Late November in the US marks a slowdown for most organisations. Early November if you’re in Australia post the famous Melbourne Cup horse race. Teams thin out from then onwards. Decision making compresses. Attention shifts elsewhere. For attackers, it’s a window.
The Semperis 2025 Holiday Ransom Report reinforces a reality security leaders already know but rarely plan for well enough.
“Cyber risk doesn’t take time off, even when we desperately want to,” says Simon Hodgkinson, Senior Advisor at Semperis.
If anything, threat activity accelerates when defenders are stretched.
“Cyber is a cat and mouse game,” Hodgkinson adds. “Both defence and offence will be changing their tactics… pretty much every day.” After four decades in the field, it’s not an abstract observation… it’s operational truth.
End-of-year pressure compounds risk.
“As you go through an intense year, you get towards the back end. There’s an awful lot of pressure for lots of organisations,” Hodgkinson says. “It is genuinely exhausting and that can lead to loss of focus on things you should be caring about.”
Hodgkinson notes a shift in how cyber risk is being discussed, not only in technical terms, but physiological ones.
“In 40 years in tech, we’d never talked about the physiology,” he says. Stress and fatigue don’t just affect performance, they shape outcomes.
Attackers understand this dynamic unfortunately well.
Moments of organisational transition create exposure. IPOs, mergers, restructures — all introduce complexity, urgency, and distraction.
“You’re adopting a whole bunch of risks that you’re not really aware of,” Hodgkinson says. “And obviously the attackers are fully aware of what’s being adopted.”
In high-pressure M&A environments, speed becomes the priority. “Potentially, there’s more encouragement to pay the ransom if those sorts of things occur.”
Layoffs heighten the risk further.
“That clearly increases the insider risk,” he says, stressing that this includes both malicious and non-malicious behaviour. “If you’ve just been told you’re being laid off and you’ve got financial concerns, you’re perhaps not going to be on your A game.”
These aren’t edge cases. They’re predictable conditions attackers plan around.
Economic uncertainty is reshaping security operations. “Across the world at the moment there’s an enormous amount of economic uncertainty which is leading organisations to cut operational costs,” Hodgkinson says. That pressure often collides with attempts to protect staff wellbeing.
“I think there’s an issue globally around the whole work-life balance,” he notes. Reduced coverage is frequently offset with automation, sometimes too optimistically.
“More and more organisations are now using technology to automate activity,” Hodgkinson says. While automation provides coverage during weekends and holidays, “it could be false assurance… or an overconfidence on technology during those periods.”
Intent matters, but execution determines risk.
Hodgkinson is up front about the toll long term cyber response takes.

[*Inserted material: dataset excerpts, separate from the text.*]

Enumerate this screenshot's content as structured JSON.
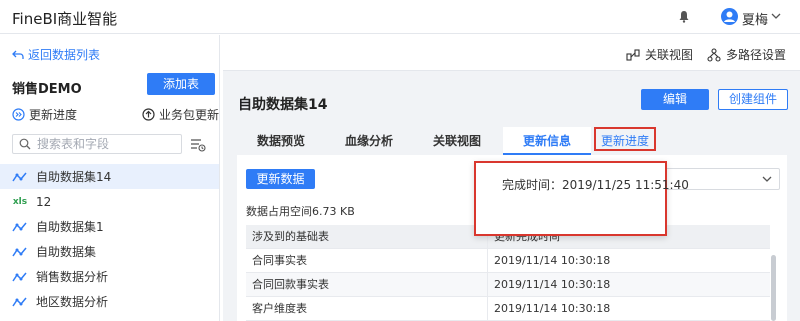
{
  "app": {
    "title": "FineBI商业智能"
  },
  "user": {
    "name": "夏梅"
  },
  "sidebar": {
    "back_label": "返回数据列表",
    "project_title": "销售DEMO",
    "add_table_label": "添加表",
    "update_progress_label": "更新进度",
    "package_update_label": "业务包更新",
    "search_placeholder": "搜索表和字段",
    "items": [
      {
        "label": "自助数据集14",
        "icon": "self-service-dataset-icon",
        "active": true
      },
      {
        "label": "12",
        "icon": "excel-icon",
        "active": false
      },
      {
        "label": "自助数据集1",
        "icon": "self-service-dataset-icon",
        "active": false
      },
      {
        "label": "自助数据集",
        "icon": "self-service-dataset-icon",
        "active": false
      },
      {
        "label": "销售数据分析",
        "icon": "self-service-dataset-icon",
        "active": false
      },
      {
        "label": "地区数据分析",
        "icon": "self-service-dataset-icon",
        "active": false
      }
    ]
  },
  "toolbar": {
    "relation_view_label": "关联视图",
    "multipath_label": "多路径设置"
  },
  "dataset": {
    "title": "自助数据集14",
    "edit_label": "编辑",
    "create_component_label": "创建组件"
  },
  "tabs": [
    {
      "label": "数据预览"
    },
    {
      "label": "血缘分析"
    },
    {
      "label": "关联视图"
    },
    {
      "label": "更新信息"
    }
  ],
  "tab_progress_label": "更新进度",
  "panel": {
    "refresh_label": "更新数据",
    "space_label": "数据占用空间6.73 KB",
    "table": {
      "headers": [
        "涉及到的基础表",
        "更新完成时间"
      ],
      "rows": [
        [
          "合同事实表",
          "2019/11/14 10:30:18"
        ],
        [
          "合同回款事实表",
          "2019/11/14 10:30:18"
        ],
        [
          "客户维度表",
          "2019/11/14 10:30:18"
        ]
      ]
    }
  },
  "popup": {
    "text": "完成时间：2019/11/25 11:51:40"
  },
  "colors": {
    "accent": "#2f7cf6",
    "highlight": "#d9372e"
  }
}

“I’m probably the worst person in the world to talk about work-life balance,” he says. “I was on 24 by 7… I never switched off because I was always thinking about what’s the next thing that’s going to happen.”
During a serious insider incident at BP, the strain was acute. “I reckon I slept an hour a night for about four or five weeks,” he recalls. Even off shift, the pressure followed him home. “You may have physically been at home, but you weren’t mentally at home.”
These experiences aren’t unique. They’re common and often invisible across many security teams.
Looking ahead, Hodgkinson expects sustained instability. “I think we’re going to be in a period of economic uncertainty because of the geopolitical tension,” he says. “Certainly at least three to five years.”
“No organisation should be making their people ill by overburden. The intent is honourable. But this suggests the execution is perhaps not where it needs to be.”
Cyber defence will always require vigilance. But resilience can’t be built on exhaustion alone. Sustainable security means designing systems technical and human, that assume pressure, plan for fatigue and don’t rely on people being permanently on edge.